A root Tolkien introduced in the late 1950s to serve as the basis for various “land” suffixes in Sindarin. The most detailed explanation appeared in a set of documents labeled “Changes affecting Silmarillion nomenclature”:
> The endings -ion, -ien, -ian(d) in place names. These have various origins. In Sindarin -ion is usually from -ı̯aun. This in origin is from yānā, √YANA-, extension of yā- (cf. YAGA, gap) “wide, large, extensive”. S iaun “roomy, wide, extensive” ... -iand (-ian) is from yandē “a wide region, or country” ... This was often used in plural of a single country (especially if it contained a varied topographical apsect) > iend, ien (PE17/42).
Thus all three suffixes -ian(d), -ien(d), -ion originate in the root √YAN. The suffix -ian(d) “land” (Beleriand) is the simplest, just a reduction of ancient -yandē. The suffix -ien(d) “lands” (Anórien) is a plural variant of -ian(d). The suffix -ion (Eregion) is S. iaun “wide, extension” used as a suffix (so perhaps = “✱extent”), becoming -ion because of the usual sound change whereby au become o in polysyllables.
In this same document, Tolkien also considered introducing a root √YŎNO “wide, extensive”, going so far as (temporarily) rejected the very well established word Q. yondo “son”. This √YON was blended with √YOD “fence, enclose”, and served as the basis for the suffix -ion, but Tolkien ultimately marked these notes with an “X” to reject them, perhaps because they only explained the suffix -ion, whereas √YAN could explain all three suffixes.
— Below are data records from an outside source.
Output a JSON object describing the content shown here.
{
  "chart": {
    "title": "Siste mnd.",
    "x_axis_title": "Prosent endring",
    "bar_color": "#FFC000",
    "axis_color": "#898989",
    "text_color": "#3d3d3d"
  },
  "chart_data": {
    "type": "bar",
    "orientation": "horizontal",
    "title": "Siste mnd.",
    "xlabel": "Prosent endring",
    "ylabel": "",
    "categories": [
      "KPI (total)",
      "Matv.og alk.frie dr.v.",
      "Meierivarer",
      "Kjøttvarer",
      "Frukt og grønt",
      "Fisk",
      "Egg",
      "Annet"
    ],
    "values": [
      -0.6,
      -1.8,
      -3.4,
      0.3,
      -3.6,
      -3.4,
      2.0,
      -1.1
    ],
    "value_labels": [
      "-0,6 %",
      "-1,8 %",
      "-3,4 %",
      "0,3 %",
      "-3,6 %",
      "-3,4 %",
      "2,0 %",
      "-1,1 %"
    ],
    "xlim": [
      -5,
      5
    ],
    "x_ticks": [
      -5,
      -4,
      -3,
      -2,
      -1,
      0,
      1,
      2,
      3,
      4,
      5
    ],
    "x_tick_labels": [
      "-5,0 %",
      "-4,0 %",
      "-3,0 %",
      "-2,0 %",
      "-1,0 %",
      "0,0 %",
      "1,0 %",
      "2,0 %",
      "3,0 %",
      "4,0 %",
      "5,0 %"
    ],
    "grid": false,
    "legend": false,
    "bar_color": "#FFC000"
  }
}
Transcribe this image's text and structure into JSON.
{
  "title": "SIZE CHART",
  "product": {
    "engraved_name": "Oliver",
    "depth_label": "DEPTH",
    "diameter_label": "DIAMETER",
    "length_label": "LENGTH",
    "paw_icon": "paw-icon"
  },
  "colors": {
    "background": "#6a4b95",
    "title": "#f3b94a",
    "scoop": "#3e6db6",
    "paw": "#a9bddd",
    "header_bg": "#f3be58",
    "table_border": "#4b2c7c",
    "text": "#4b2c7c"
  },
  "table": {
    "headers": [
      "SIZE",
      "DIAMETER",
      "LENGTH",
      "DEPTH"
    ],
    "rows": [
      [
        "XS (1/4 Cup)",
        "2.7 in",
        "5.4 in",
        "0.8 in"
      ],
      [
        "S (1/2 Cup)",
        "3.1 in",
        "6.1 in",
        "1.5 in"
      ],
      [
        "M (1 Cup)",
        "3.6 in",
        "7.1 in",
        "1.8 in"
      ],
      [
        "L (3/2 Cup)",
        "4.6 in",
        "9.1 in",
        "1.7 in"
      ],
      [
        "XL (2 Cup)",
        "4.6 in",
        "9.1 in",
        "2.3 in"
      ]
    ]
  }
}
√YAN was mentioned in passing in other documents from this period, variously glossed “vast, huge” (PE17/99), “wide” (PE17/115), and “extend” (PE17/155), and in one place given a variant √YAD (PE17/115). In notes from December 1959 (D59) √YAN was contrasted with √ƷAN, the former meaning “wide” and the latter meaning “long”, both with the basic sense “extend” (PE17/115); see the entry on √HAN for further discussion.